I piedi avanzano alla cieca, portano con sé un soffio d’inferno. Bloccano il tempo.
Sbatto contro il muro, ma so che non sono ancora arrivata. Mi volto e tasto : pareti, solo pareti. Sono in trappola.
Una mano gelida mi afferra, le dita scheletriche si chiudono sul mio polso; il vento, un vento fortissimo gioca con i miei capelli, sussurrandomi parole arcane.
Chiudo gli occhi per un istante, la presa sul mio polso si fa più forte, polverizzandomi le ossa.
Cado. Sento che sto cadendo all’infinito, eppure non ho paura. Una strana pace mi riempie il cuore, una pace inquietante, falsa: so che non è finita, che mi aspettano altri orrori, altre angosce, ma mi aggrappo a quella sensazione effimera.
E intanto cado.
-Adesso sai cosa si prova.- mi soffia sul viso una voce d’argento.
Apro gli occhi di scatto.
L’erba bagnata su cui sono stesa mi solletica la pelle, gli alberi secolarismi coprono con le loro ombre; è una notte senza luna né stelle, ma c’è una luce fioca, fredda, che sembra scaturire direttamente dal terreno.
Alzo lo sguardo e incrocio i tuoi occhi neri di carboni ardenti, precipito in essi in un attimo di eternità; la tua figura alta sembra erigersi fino a toccare il cielo, il tuo viso candido sostituto della luna, i capelli di notte cadono giù in una cascata fino a sfiorarmi la pelle.
Sei esattamente come ti immaginavo; eppure c’è qualcosa di strano nel luccichio sinistro del fuoco nei tuoi occhi, nella piega delle labbra di velluto, anche nel vestito vittoriano che indossi, così fuori posto. E ancor più fuori posto sono le chiazze rosso scuro che ne imbrattano la preziosa stoffa bianca, il rivolo del medesimo, crudele colore che lascia pigramente la tua bocca.
Non sei più tu.
-Non hai mai saputo chi fossi.-sibili ancora, e la tua voce rimbomba tutto intorno, impregnando il terreno con il suo suono sadicamente angelico.
-Forse è vero – rispondo, fissando dritto il fondo dei tuoi occhi,- ma io mi ricordo di te.
Un lampo squarcia il cielo, inizia a piovere; dapprima una pioggerella leggera, che si fa via via più fitta, inzuppando i miei capelli, il tuo vestito bianco. Il tuo sguardo è ancora più crudele ora, di una crudeltà metallica; cadi in ginocchio accanto a me, stringi la mia gola con entrambe le piccole mani.
-Non ho dimenticato, Eleonora.- dico con il poco fiato che mi è rimasto.
Ridi, una risata argentina ma sadica. Vuota.
Un’improvvisa, immensa luce mi acceca: è bianchissima, e sembra scaturire direttamente dalla tua figura.

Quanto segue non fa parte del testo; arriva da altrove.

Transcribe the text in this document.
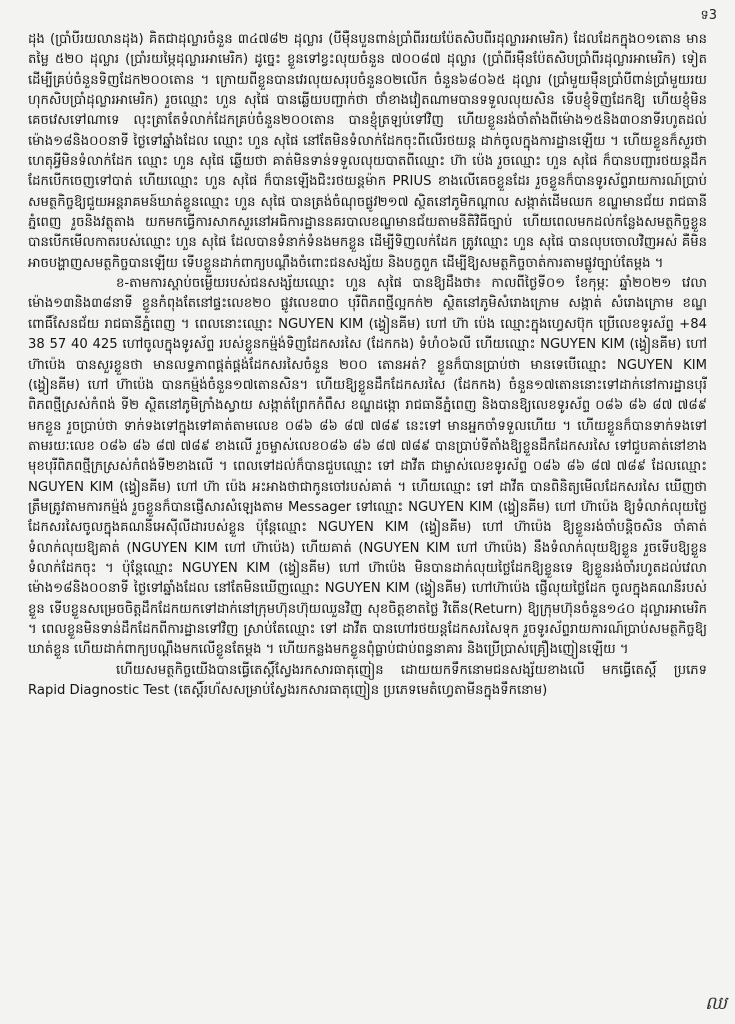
ទ3

ដុង (ប្រាំបីរយលានដុង) គិតជាដុល្លារចំនួន ៣៤៧៨២ ដុល្លារ (បីម៉ឺនបួនពាន់ប្រាំពីររយប៉ែតសិបពីរដុល្លារអាមេរិក) ដែលដែកក្នុង០១តោន មានតម្លៃ ៥២០ ដុល្លារ (ប្រាំរយម្ភៃដុល្លារអាមេរិក) ដូច្នេះ ខ្លួនទៅខ្វះលុយចំនួន ៧០០៨៧ ដុល្លារ (ប្រាំពីរម៉ឺនប៉ែតសិបប្រាំពីរដុល្លារអាមេរិក) ទៀត ដើម្បីគ្រប់ចំនួនទិញដែក២០០តោន ។ ក្រោយពីខ្លួនបានវេរលុយសរុបចំនួន០២លើក ចំនួន៦៨០៦៥ ដុល្លារ (ប្រាំមួយម៉ឺនប្រាំបីពាន់ប្រាំមួយរយហុកសិបប្រាំដុល្លារអាមេរិក) រួចឈ្មោះ ហួន សុផៃ បានឆ្លើយបញ្ជាក់ថា ថាំខាងវៀតណាមបានទទួលលុយសិន ទើបខ្ញុំទិញដែកឱ្យ ហើយខ្ញុំមិនគេចវេសទៅណាទេ លុះត្រាតែទំលាក់ដែកគ្រប់ចំនួន២០០តោន បានខ្ញុំត្រឡប់ទៅវិញ ហើយខ្លួនរង់ចាំតាំងពីម៉ោង១៥និង៣០នាទីរហូតដល់ម៉ោង១៨និង០០នាទី ថ្ងៃទៅឆ្នាំងដែល ឈ្មោះ ហួន សុផៃ នៅតែមិនទំលាក់ដែកចុះពីលើរថយន្ត ដាក់ចូលក្នុងការដ្ឋានឡើយ ។ ហើយខ្លួនក៏សួរថា ហេតុអ្វីមិនទំលាក់ដែក ឈ្មោះ ហួន សុផៃ ឆ្លើយថា គាត់មិនទាន់ទទួលលុយបាតពីឈ្មោះ ហ៊ា ប៉េង រួចឈ្មោះ ហួន សុផៃ ក៏បានបញ្ជារថយន្តដឹកដែកបើកចេញទៅបាត់ ហើយឈ្មោះ ហួន សុផៃ ក៏បានឡើងជិះរថយន្តម៉ាក PRIUS ខាងលើគេចខ្លួនដែរ រួចខ្លួនក៏បានទូរស័ព្ទរាយការណ៍ប្រាប់សមត្ថកិច្ចឱ្យជួយអន្តរាគមន៍ឃាត់ខ្លួនឈ្មោះ ហួន សុផៃ បានត្រង់ចំណុចផ្លូវ២១៧ ស្ថិតនៅភូមិកណ្ដាល សង្កាត់ដើមឈក ខណ្ឌមានជ័យ រាជធានីភ្នំពេញ រួចនិងវត្ថុតាង យកមកធ្វើការសាកសួរនៅអធិការដ្ឋាននគរបាលខណ្ឌមានជ័យតាមនីតិវិធីច្បាប់ ហើយពេលមកដល់កន្លែងសមត្ថកិច្ចខ្លួនបានបើកមើលកាតរបស់ឈ្មោះ ហួន សុផៃ ដែលបានទំនាក់ទំនងមកខ្លួន ដើម្បីទិញលក់ដែក ត្រូវឈ្មោះ ហួន សុផៃ បានលុបចោលវិញអស់ គឺមិនអាចបង្ហាញសមត្ថកិច្ចបានឡើយ ទើបខ្លួនដាក់ពាក្យបណ្ដឹងចំពោះជនសង្ស័យ និងបក្ខពួក ដើម្បីឱ្យសមត្ថកិច្ចចាត់ការតាមផ្លូវច្បាប់តែម្ដង ។

ខ-តាមការស្ដាប់ចម្លើយរបស់ជនសង្ស័យឈ្មោះ ហួន សុផៃ បានឱ្យដឹងថា៖ កាលពីថ្ងៃទី០១ ខែកុម្ភៈ ឆ្នាំ២០២១ វេលាម៉ោង១៣និង៣៨នាទី ខ្លួនកំពុងតែនៅផ្ទះលេខ២០ ផ្លូវលេខ៣០ បុរីពិភពថ្មីល្អកក់២ ស្ថិតនៅភូមិសំរោងក្រោម សង្កាត់ សំរោងក្រោម ខណ្ឌពោធិ៍សែនជ័យ រាជធានីភ្នំពេញ ។ ពេលនោះឈ្មោះ NGUYEN KIM (ង្វៀនគីម) ហៅ ហ៊ា ប៉េង ឈ្មោះក្នុងហ្វេសប៊ុក ប្រើលេខទូរស័ព្ទ +84 38 57 40 425 ហៅចូលក្នុងទូរស័ព្ទ របស់ខ្លួនកម្ម៉ង់ទិញដែកសរសៃ (ដែកកង) ទំហំ០៦លី ហើយឈ្មោះ NGUYEN KIM (ង្វៀនគីម) ហៅ ហ៊ាប៉េង បានសួរខ្លួនថា មានលទ្ធភាពផ្គត់ផ្គង់ដែកសរសៃចំនួន ២០០ តោនអត់? ខ្លួនក៏បានប្រាប់ថា មានទេបើឈ្មោះ NGUYEN KIM (ង្វៀនគីម) ហៅ ហ៊ាប៉េង បានកម្ម៉ង់ចំនួន១៧តោនសិន។ ហើយឱ្យខ្លួនដឹកដែកសរសៃ (ដែកកង) ចំនួន១៧តោននោះទៅដាក់នៅការដ្ឋានបុរីពិភពថ្មីស្រស់កំពង់ ទី២ ស្ថិតនៅភូមិក្រាំងស្វាយ សង្កាត់ព្រែកកំពឹស ខណ្ឌដង្កោ រាជធានីភ្នំពេញ និងបានឱ្យលេខទូរស័ព្ទ ០៨៦ ៨៦ ៨៧ ៧៨៩ មកខ្លួន រួចប្រាប់ថា ទាក់ទងទៅក្នុងទៅគាត់តាមលេខ ០៨៦ ៨៦ ៨៧ ៧៨៩ នេះទៅ មានអ្នកចាំទទួលហើយ ។ ហើយខ្លួនក៏បានទាក់ទងទៅតាមរយៈលេខ ០៨៦ ៨៦ ៨៧ ៧៨៩ ខាងលើ រួចម្ចាស់លេខ០៨៦ ៨៦ ៨៧ ៧៨៩ បានប្រាប់ទីតាំងឱ្យខ្លួនដឹកដែកសរសៃ ទៅជួបគាត់នៅខាងមុខបុរីពិភពថ្មីក្រស្រស់កំពង់ទី២ខាងលើ ។ ពេលទៅដល់ក៏បានជួបឈ្មោះ ទៅ ដាវីត ជាម្ចាស់លេខទូរស័ព្ទ ០៨៦ ៨៦ ៨៧ ៧៨៩ ដែលឈ្មោះ NGUYEN KIM (ង្វៀនគីម) ហៅ ហ៊ា ប៉េង អះអាងថាជាកូនចៅរបស់គាត់ ។ ហើយឈ្មោះ ទៅ ដាវីត បានពិនិត្យមើលដែកសរសៃ ឃើញថាត្រឹមត្រូវតាមការកម្ម៉ង់ រួចខ្លួនក៏បានផ្ញើសារសំឡេងតាម Messager ទៅឈ្មោះ NGUYEN KIM (ង្វៀនគីម) ហៅ ហ៊ាប៉េង ឱ្យទំលាក់លុយថ្លៃដែកសរសៃចូលក្នុងគណនីអេស៊ីលីដារបស់ខ្លួន ប៉ុន្តែឈ្មោះ NGUYEN KIM (ង្វៀនគីម) ហៅ ហ៊ាប៉េង ឱ្យខ្លួនរង់ចាំបន្តិចសិន ចាំគាត់ទំលាក់លុយឱ្យគាត់ (NGUYEN KIM ហៅ ហ៊ាប៉េង) ហើយគាត់ (NGUYEN KIM ហៅ ហ៊ាប៉េង) នឹងទំលាក់លុយឱ្យខ្លួន រួចទើបឱ្យខ្លួនទំលាក់ដែកចុះ ។ ប៉ុន្តែឈ្មោះ NGUYEN KIM (ង្វៀនគីម) ហៅ ហ៊ាប៉េង មិនបានដាក់លុយថ្លៃដែកឱ្យខ្លួនទេ ឱ្យខ្លួនរង់ចាំរហូតដល់វេលាម៉ោង១៨និង០០នាទី ថ្ងៃទៅឆ្នាំងដែល នៅតែមិនឃើញឈ្មោះ NGUYEN KIM (ង្វៀនគីម) ហៅហ៊ាប៉េង ផ្ញើលុយថ្លៃដែក ចូលក្នុងគណនីរបស់ខ្លួន ទើបខ្លួនសម្រេចចិត្តដឹកដែកយកទៅដាក់នៅក្រុមហ៊ុនហ៊ុយឈួនវិញ សុខចិត្តខាតថ្លៃ វិតើន(Return) ឱ្យក្រុមហ៊ុនចំនួន១៤០ ដុល្លារអាមេរិក ។ ពេលខ្លួនមិនទាន់ដឹកដែកពីការដ្ឋានទៅវិញ ស្រាប់តែឈ្មោះ ទៅ ដាវីត បានហៅរថយន្តដែកសរសៃទុក រួចទូរស័ព្ទរាយការណ៍ប្រាប់សមត្ថកិច្ចឱ្យឃាត់ខ្លួន ហើយដាក់ពាក្យបណ្ដឹងមកលើខ្លួនតែម្ដង ។ ហើយកន្លងមកខ្លួនពុំធ្លាប់ជាប់ពន្ធនាគារ និងប្រើប្រាស់គ្រឿងញៀនឡើយ ។

ហើយសមត្ថកិច្ចយើងបានធ្វើតេស្តិ៍ស្វែងរកសារធាតុញៀន ដោយយកទឹកនោមជនសង្ស័យខាងលើ មកធ្វើតេស្តិ៍ ប្រភេទ Rapid Diagnostic Test (តេស្តិ៍រហ័សសម្រាប់ស្វែងរកសារធាតុញៀន ប្រភេទមេតំហ្វេតាមីនក្នុងទឹកនោម)

ឈ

Faccio appena in tempo a notare questo strano fenomeno, prima che il buio scivoli su di me, inghiottendomi.
 
C’è luce. E bianco. E silenzio.
Sono seduta accanto alla tua lapide con dei gigli bianchi in mano, e guardo la tua foto.
Sei bella, e ridi; ridono anche i tuoi occhi limpidi come l’acqua, fanno male al cuore. Ma noto che, a partire dalle tue spalle, qualcosa di bianco oscura tutto lo sfondo:sembrano ali, ali piumate.
Tocco con le dita il vetro freddo che protegge la foto.
-Io ricordo tutto, Eleonora. Ricorderò sempre.- sussurro.
Un corvo nero, lucente, si posa sulla lapide, cantando come un usignolo.
E io non mi accordo che dagli occhi liquidi della foto si staccano due lacrime reali.
 
 
Ciaaao gente!
Intanto precisiamo  che sono in ritardo clamoroso,
questa storia doveva essere per il 9 marzo...
e che l’ho messa fra gli horror, ma non penso che lo sia,
in realtà. Era solo un esperimento.
Un esperimento dedicato ad un angelo.